Esta situación ha generado una parálisis judicial histórica, con fallos de la Corte Suprema y procesamientos a funcionarios, ya que bajo la ley actual (26.639) la explotación minera en esa zona es taxativamente ilegal.
Considerado uno de los diez yacimientos de cobre sin desarrollar más grandes del mundo, el proyecto cuenta con el respaldo estratégico de la gigante Río Tinto (a través de su filial Nuton) y de la automotriz Stellantis (Fiat, Peugeot, Citroën) y contempla una inversión de u$s 2.700 millones.
El proyecto obtuvo aprobaciones ambientales provinciales y busca mitigar impactos con tecnología de lixiviación en pilas.
Su viabilidad enfrenta un obstáculo legal crítico: en la zona de influencia del yacimiento, sobre la subcuenca del río Salinas, el Inventario del Ianigla identifica una densa presencia de glaciares de roca, escombros y suelos de hielos permantes protegidos por la ley 26.639.
El Senado se prepara para modificar la ley de Glaciares
El proyecto de reforma a la ley de Glaciares restringe la protección solo a formaciones (descubiertas, cubiertas o de roca) que demuestren simultáneamente una función hídrica relevante y probada como reserva estratégica de agua o recarga de cuencas, además de una superficie mínima de una hectárea.
Así, reduce la protección automática del ambiente periglacial y del suelo congelado permanente y faculta a las provincias a solicitar la revisión y exclusión de cuerpos de hielo del inventario.
“Si se aprueba el proyecto, cada provincia, con un simple acto administrativo, podrá decir que tal glaciar o ambiente periglacial no tiene relevancia", dijo Viale.
Desde el otro lado de la grieta, Alfredo Vitaller, vicepresidente segundo de CAEM y funcionario de Josemaría, sostuvo que “la ley vigente ha producido que no vengan inversiones, porque presenta imperfecciones que el proyecto de reforma busca corregir para reducir incertidumbres y adecuar el marco normativo del sector”.
La modificación también fue reclamada por la Cámara Comercio de los Estados Unidos en Argentina (AmCham). Su ceo, Alejandro Díaz, presentó su hoja de ruta para generar un clima de negocios y mencionó la modificación de la ley de Glaciares.

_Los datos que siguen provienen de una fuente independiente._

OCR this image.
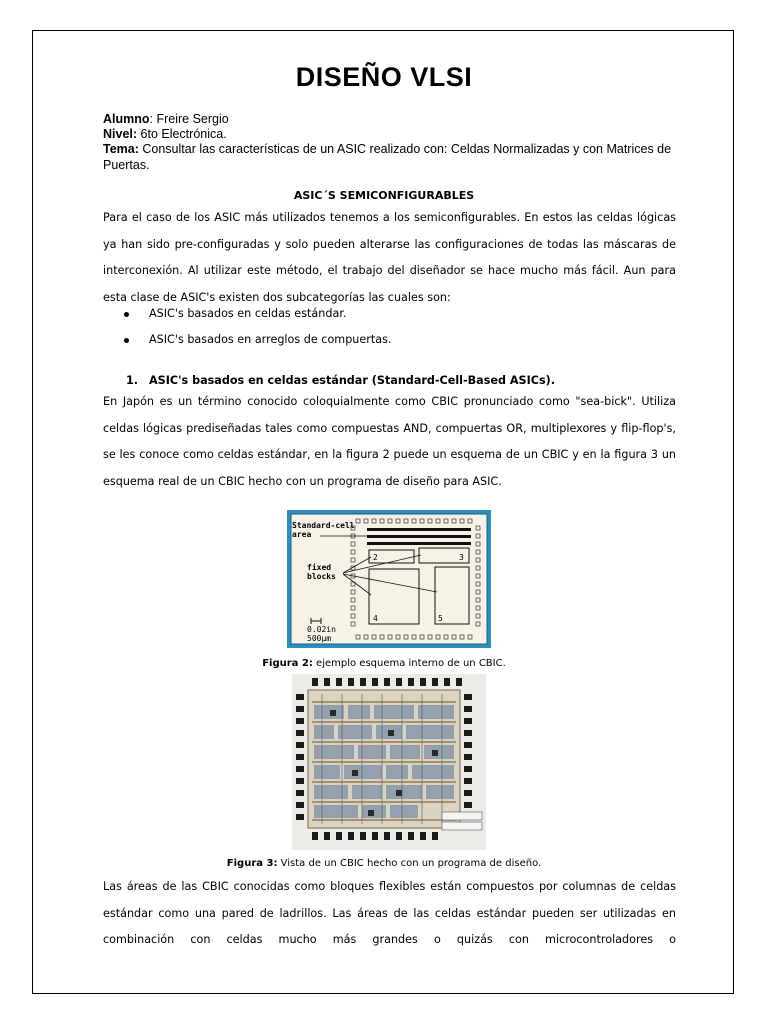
DISEÑO VLSI
Alumno: Freire Sergio
Nivel: 6to Electrónica.
Tema: Consultar las características de un ASIC realizado con: Celdas Normalizadas y con Matrices de Puertas.
ASIC´S SEMICONFIGURABLES
Para el caso de los ASIC más utilizados tenemos a los semiconfigurables. En estos las celdas lógicas ya han sido pre-configuradas y solo pueden alterarse las configuraciones de todas las máscaras de interconexión. Al utilizar este método, el trabajo del diseñador se hace mucho más fácil. Aun para esta clase de ASIC's existen dos subcategorías las cuales son:
ASIC's basados en celdas estándar.
ASIC's basados en arreglos de compuertas.
1. ASIC's basados en celdas estándar (Standard-Cell-Based ASICs).
En Japón es un término conocido coloquialmente como CBIC pronunciado como "sea-bick". Utiliza celdas lógicas prediseñadas tales como compuestas AND, compuertas OR, multiplexores y flip-flop's, se les conoce como celdas estándar, en la figura 2 puede un esquema de un CBIC y en la figura 3 un esquema real de un CBIC hecho con un programa de diseño para ASIC.
2	3
4	5
Standard-cell
area
fixed
blocks
0.02in
500μm
Figura 2: ejemplo esquema interno de un CBIC.
Figura 3: Vista de un CBIC hecho con un programa de diseño.
Las áreas de las CBIC conocidas como bloques flexibles están compuestos por columnas de celdas estándar como una pared de ladrillos. Las áreas de las celdas estándar pueden ser utilizadas en combinación con celdas mucho más grandes o quizás con microcontroladores o
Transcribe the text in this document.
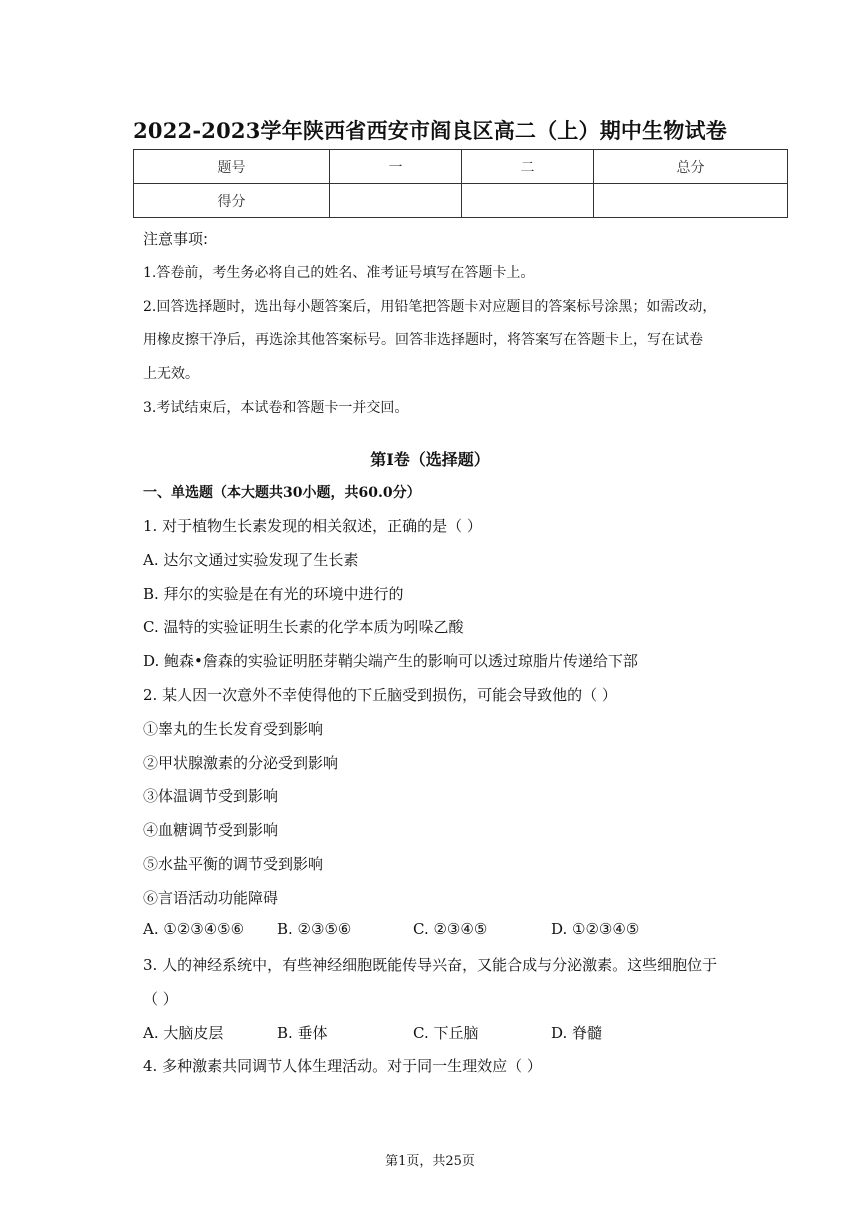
2022-2023学年陕西省西安市阎良区高二（上）期中生物试卷
题号	一	二	总分
得分			
注意事项:
1.答卷前，考生务必将自己的姓名、准考证号填写在答题卡上。
2.回答选择题时，选出每小题答案后，用铅笔把答题卡对应题目的答案标号涂黑；如需改动，
用橡皮擦干净后，再选涂其他答案标号。回答非选择题时，将答案写在答题卡上，写在试卷
上无效。
3.考试结束后，本试卷和答题卡一并交回。
第I卷（选择题）
一、单选题（本大题共30小题，共60.0分）
1. 对于植物生长素发现的相关叙述，正确的是（ ）
A. 达尔文通过实验发现了生长素
B. 拜尔的实验是在有光的环境中进行的
C. 温特的实验证明生长素的化学本质为吲哚乙酸
D. 鲍森•詹森的实验证明胚芽鞘尖端产生的影响可以透过琼脂片传递给下部
2. 某人因一次意外不幸使得他的下丘脑受到损伤，可能会导致他的（ ）
①睾丸的生长发育受到影响
②甲状腺激素的分泌受到影响
③体温调节受到影响
④血糖调节受到影响
⑤水盐平衡的调节受到影响
⑥言语活动功能障碍
A. ①②③④⑤⑥ B. ②③⑤⑥	C. ②③④⑤	D. ①②③④⑤
3. 人的神经系统中，有些神经细胞既能传导兴奋，又能合成与分泌激素。这些细胞位于
（ ）
A. 大脑皮层	B. 垂体	C. 下丘脑	D. 脊髓
4. 多种激素共同调节人体生理活动。对于同一生理效应（ ）
第1页，共25页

Organizaciones de la sociedad civil de todo el país alertamos sobre el intento de modificar la Ley de Glaciares. pic.twitter.com/krsVaCYrFT
— Asoc. Argentina de Abogadxs Ambientalistas / CAJE (@AbogadesAmbient) February 10, 2026
Sin embargo, la reforma fue rechazada por más de 85 constitucionalistas y académicos de diversas extracciones ideológicas, quienes marcaron la “inconstitucionalidad del proyecto” por violar el sistema de Presupuestos Mínimos Ambientales y el principio de no regresividad garantizado en el artículo 41 de la Constitución Nacional.